In the bathroom urine spilled freely out of the overburdened toilet bowl and slopped onto the floor, but it was at least private. The future Councillor Murray locked the door, did his best to avoid the muck, and shot heroin into his veins.
“It was so hot in the confines of the crapper, when the rush hit you, with its accompanying hot flush; the smell of the urine would be particularly sharp and burn your eyes,” he would write, years later. “I didn’t recognise it at the time, but I had dropped down quite a few pegs on the ‘if I ever get as bad as that’ scale.”
After 10 years in public office, with three decades in the public service behind him, Shellharbour City councillor Murray has detailed his descent from university scholarship recipient to heroin addict in a memoir, To Hell with Smack.

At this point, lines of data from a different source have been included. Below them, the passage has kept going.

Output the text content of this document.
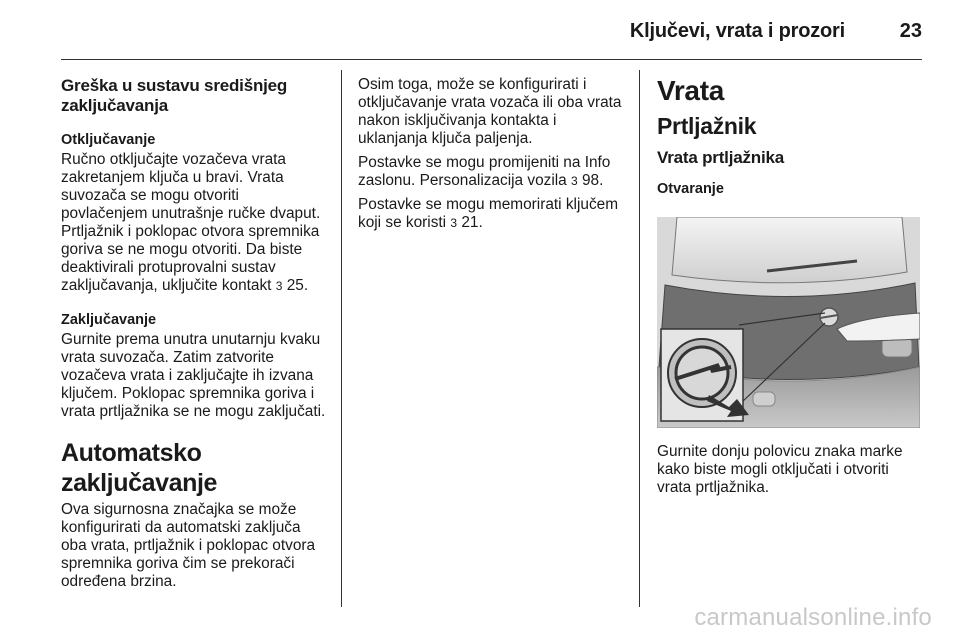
Ključevi, vrata i prozori	23
Greška u sustavu središnjeg
zaključavanja
Otključavanje

Ručno otključajte vozačeva vrata zakretanjem ključa u bravi. Vrata suvozača se mogu otvoriti povlačenjem unutrašnje ručke dvaput. Prtljažnik i poklopac otvora spremnika goriva se ne mogu otvoriti. Da biste deaktivirali protuprovalni sustav zaključavanja, uključite kontakt 3 25.

Zaključavanje

Gurnite prema unutra unutarnju kvaku vrata suvozača. Zatim zatvorite vozačeva vrata i zaključajte ih izvana ključem. Poklopac spremnika goriva i vrata prtljažnika se ne mogu zaključati.

Automatsko zaključavanje

Ova sigurnosna značajka se može konfigurirati da automatski zaključa oba vrata, prtljažnik i poklopac otvora spremnika goriva čim se prekorači određena brzina.

Osim toga, može se konfigurirati i otključavanje vrata vozača ili oba vrata nakon isključivanja kontakta i uklanjanja ključa paljenja.

Postavke se mogu promijeniti na Info zaslonu. Personalizacija vozila 3 98.

Postavke se mogu memorirati ključem koji se koristi 3 21.

Vrata
Prtljažnik
Vrata prtljažnika
Otvaranje

Gurnite donju polovicu znaka marke kako biste mogli otključati i otvoriti vrata prtljažnika.

carmanualsonline.info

The one-time Warilla High School teacher’s account focuses on his white-knuckle 1975 heroin odyssey along Asia’s hippie trail and his life-altering encounter with a Salvation Army counsellor.

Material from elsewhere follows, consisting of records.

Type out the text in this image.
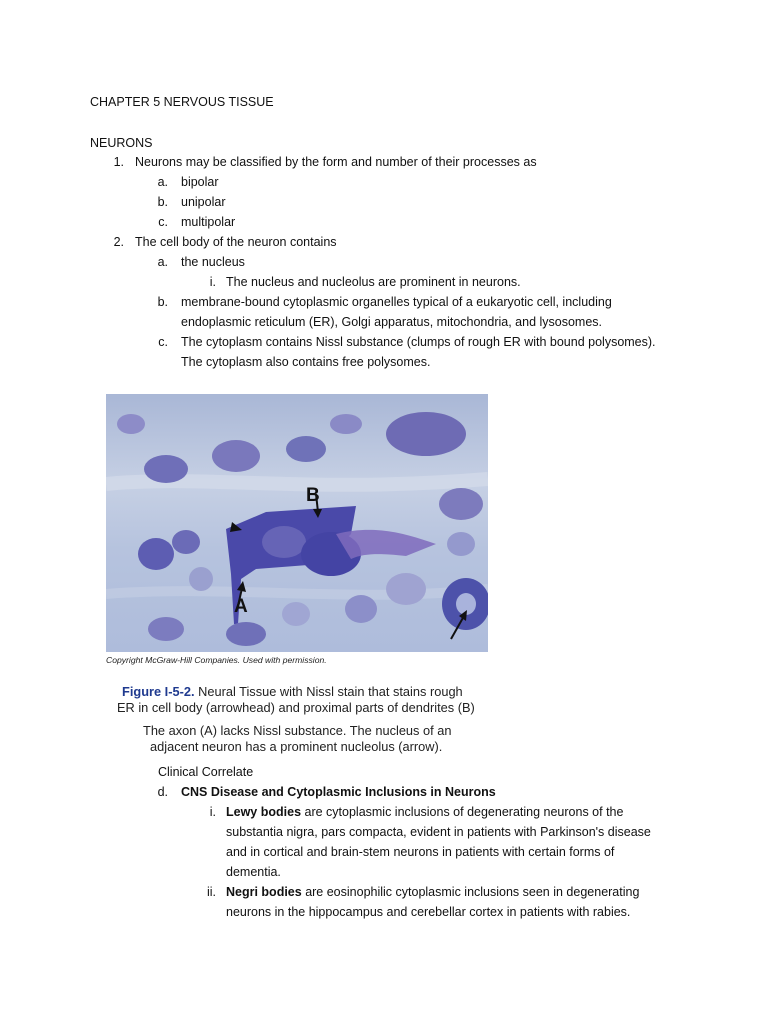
CHAPTER 5 NERVOUS TISSUE
NEURONS
1. Neurons may be classified by the form and number of their processes as
a. bipolar
b. unipolar
c. multipolar
2. The cell body of the neuron contains
a. the nucleus
i. The nucleus and nucleolus are prominent in neurons.
b. membrane-bound cytoplasmic organelles typical of a eukaryotic cell, including
endoplasmic reticulum (ER), Golgi apparatus, mitochondria, and lysosomes.
c. The cytoplasm contains Nissl substance (clumps of rough ER with bound polysomes).
The cytoplasm also contains free polysomes.
B
A
Copyright McGraw-Hill Companies. Used with permission.
Figure I-5-2. Neural Tissue with Nissl stain that stains rough
ER in cell body (arrowhead) and proximal parts of dendrites (B)
The axon (A) lacks Nissl substance. The nucleus of an
adjacent neuron has a prominent nucleolus (arrow).
Clinical Correlate
d. CNS Disease and Cytoplasmic Inclusions in Neurons
i. Lewy bodies are cytoplasmic inclusions of degenerating neurons of the
substantia nigra, pars compacta, evident in patients with Parkinson's disease
and in cortical and brain-stem neurons in patients with certain forms of
dementia.
ii. Negri bodies are eosinophilic cytoplasmic inclusions seen in degenerating
neurons in the hippocampus and cerebellar cortex in patients with rabies.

Mr Murray attended Sydney University on a teaching scholarship, but outside of classes led a fast-paced party life. He shared a house with members of the then-fledgling Comanchero Motorcycle Club. Their outrageous parties gave rise to initiation rituals, including “distasteful” group sex rituals (he never participated) for “unattached women” who wanted to be in the club’s good graces.

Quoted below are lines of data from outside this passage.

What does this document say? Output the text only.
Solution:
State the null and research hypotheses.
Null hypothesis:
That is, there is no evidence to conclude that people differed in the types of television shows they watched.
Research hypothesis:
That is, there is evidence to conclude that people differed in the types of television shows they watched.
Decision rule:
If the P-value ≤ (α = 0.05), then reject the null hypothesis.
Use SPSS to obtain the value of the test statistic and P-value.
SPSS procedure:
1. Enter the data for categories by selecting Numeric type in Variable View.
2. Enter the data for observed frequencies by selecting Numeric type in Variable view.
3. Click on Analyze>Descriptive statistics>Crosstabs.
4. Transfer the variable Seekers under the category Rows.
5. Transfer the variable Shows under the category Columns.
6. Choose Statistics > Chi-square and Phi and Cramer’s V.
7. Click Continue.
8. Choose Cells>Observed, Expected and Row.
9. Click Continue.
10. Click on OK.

He drank and took drugs but drew the line at heroin until January 1975, when he departed Sydney for Bali. He returned eight months later weighing 51kgs, with his arms covered in track marks. He suffered malnutrition and hepatitis and was so weak he couldn’t go to the toilet without leaning against a wall.
Now 62, Mr Murray told the Mercury he did not want to hide his past.
“It happened and I’m not ashamed of it,” he said. “I’ve changed my life, I’ve made a contribution and I guess I’ve got something to pass on to people who might want to do the same.”
Mr Murray credits a counsellor, Rex, with turning his life around during his rehabilitation at the Salvation Army’s William Booth Institute.
“I was a fool in a hurry and he taught me to refocus that so I had energy to do things.”
“A lot of people tried to help me … but they didn’t tempt me with anything else. This guy tempted me with [the idea] that life could be different.”